Biden got another accusatory question about immigration, where he took the opportunity to draw the contrast with Trump even further. Biden promised that he would not allow kids to starve just across the border, as Trump did, instead he would honor both U.S. and international law and let the kids in. Biden strongly rejected Trump's approach, saying: "We are not going to do it." He also took the time to point out exactly what foreign aid to Central American countries actually accomplishes and why it is so important to fight the flow of refugees in their home countries to avoid problems at our border. He slammed Trump for doing nothing after recent hurricanes hit the region, in his most poignant example. Biden again announced they were opening 5,000 beds in Fort Bliss to help alleviate the problem as well.

The next reporter asked if Biden intended to keep to the May first deadline to remove all U.S. troops from Afghanistan. Biden was a little vague in answering, first giving a big shoutout to all the NATO countries who also have troops deployed. Biden did admit it would be "hard to meet the May first deadline," if only for the safety of our troops, and that it is "not my intention to stay there for a long time." This led to perhaps the only instance of a journalistic follow-up question that elicited some newsworthy information, since Biden was then asked whether troops would still be in Afghanistan "next year." Biden's response? "Can't see that."

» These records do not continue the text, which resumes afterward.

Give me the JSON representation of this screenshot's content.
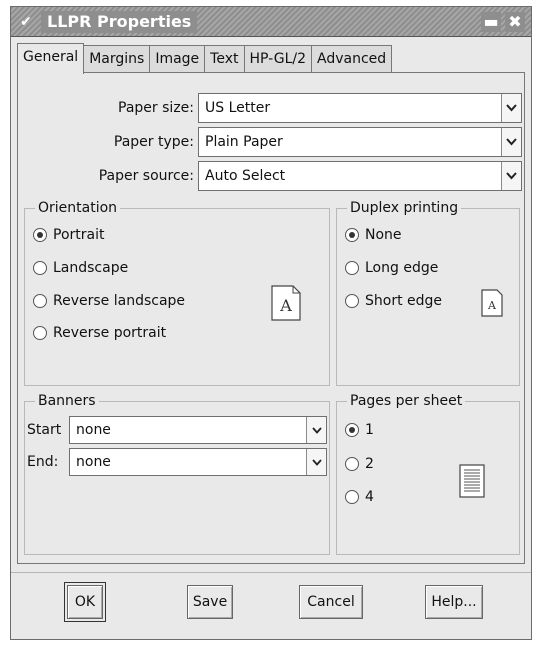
{
  "window": {
    "title": "LLPR Properties",
    "menu_glyph": "✔",
    "minimize_glyph": "▬",
    "close_glyph": "✖"
  },
  "tabs": [
    {
      "label": "General",
      "active": true
    },
    {
      "label": "Margins"
    },
    {
      "label": "Image"
    },
    {
      "label": "Text"
    },
    {
      "label": "HP-GL/2"
    },
    {
      "label": "Advanced"
    }
  ],
  "paper": {
    "size_label": "Paper size:",
    "size_value": "US Letter",
    "type_label": "Paper type:",
    "type_value": "Plain Paper",
    "source_label": "Paper source:",
    "source_value": "Auto Select"
  },
  "orientation": {
    "title": "Orientation",
    "options": [
      "Portrait",
      "Landscape",
      "Reverse landscape",
      "Reverse portrait"
    ],
    "selected": 0,
    "preview_letter": "A"
  },
  "duplex": {
    "title": "Duplex printing",
    "options": [
      "None",
      "Long edge",
      "Short edge"
    ],
    "selected": 0,
    "preview_letter": "A"
  },
  "banners": {
    "title": "Banners",
    "start_label": "Start",
    "start_value": "none",
    "end_label": "End:",
    "end_value": "none"
  },
  "pages_per_sheet": {
    "title": "Pages per sheet",
    "options": [
      "1",
      "2",
      "4"
    ],
    "selected": 0
  },
  "buttons": {
    "ok": "OK",
    "save": "Save",
    "cancel": "Cancel",
    "help": "Help..."
  }
}
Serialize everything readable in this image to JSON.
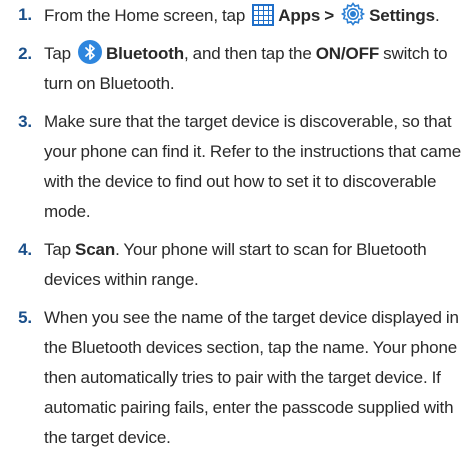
{
  "document": {
    "steps": [
      {
        "number": "1.",
        "text_a": "From the Home screen, tap ",
        "icon_1": "apps-grid-icon",
        "bold_a": "Apps > ",
        "icon_2": "settings-gear-icon",
        "bold_b": "Settings",
        "text_b": "."
      },
      {
        "number": "2.",
        "text_a": "Tap ",
        "icon_1": "bluetooth-icon",
        "bold_a": "Bluetooth",
        "text_b": ", and then tap the ",
        "bold_b": "ON/OFF",
        "text_c": " switch to turn on Bluetooth."
      },
      {
        "number": "3.",
        "text_a": "Make sure that the target device is discoverable, so that your phone can find it. Refer to the instructions that came with the device to find out how to set it to discoverable mode."
      },
      {
        "number": "4.",
        "text_a": "Tap ",
        "bold_a": "Scan",
        "text_b": ". Your phone will start to scan for Bluetooth devices within range."
      },
      {
        "number": "5.",
        "text_a": "When you see the name of the target device displayed in the Bluetooth devices section, tap the name. Your phone then automatically tries to pair with the target device. If automatic pairing fails, enter the passcode supplied with the target device."
      }
    ]
  },
  "colors": {
    "step_number": "#1a4f8a",
    "body_text": "#2a2a2a",
    "apps_icon": "#1f6fc9",
    "settings_icon": "#2b7fd3",
    "bluetooth_icon": "#2e86de"
  }
}
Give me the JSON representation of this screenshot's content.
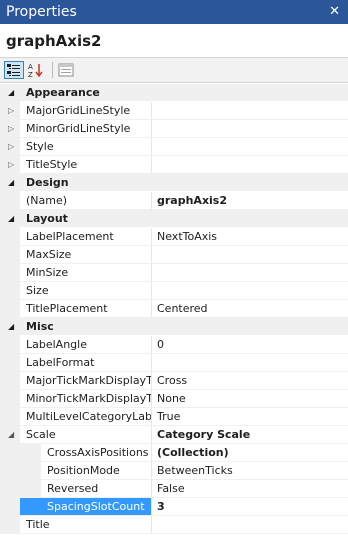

Biden then got asked about journalistic access to the border holding facilities, which is actually a valid point, since he ran on promising transparency. Biden said they're working on it, they will be allowing the press full access soon, and "I will commit to transparency." When asked when exactly journalists would have full access, Biden gave the most refreshing answer of the whole day: "I don't know." The ability to admit that used to be a very valuable trait in a leader, because it shows they are being honest -- if they really don't know, rather than faking it somehow, then just admitting it is really the best option. Which Biden did.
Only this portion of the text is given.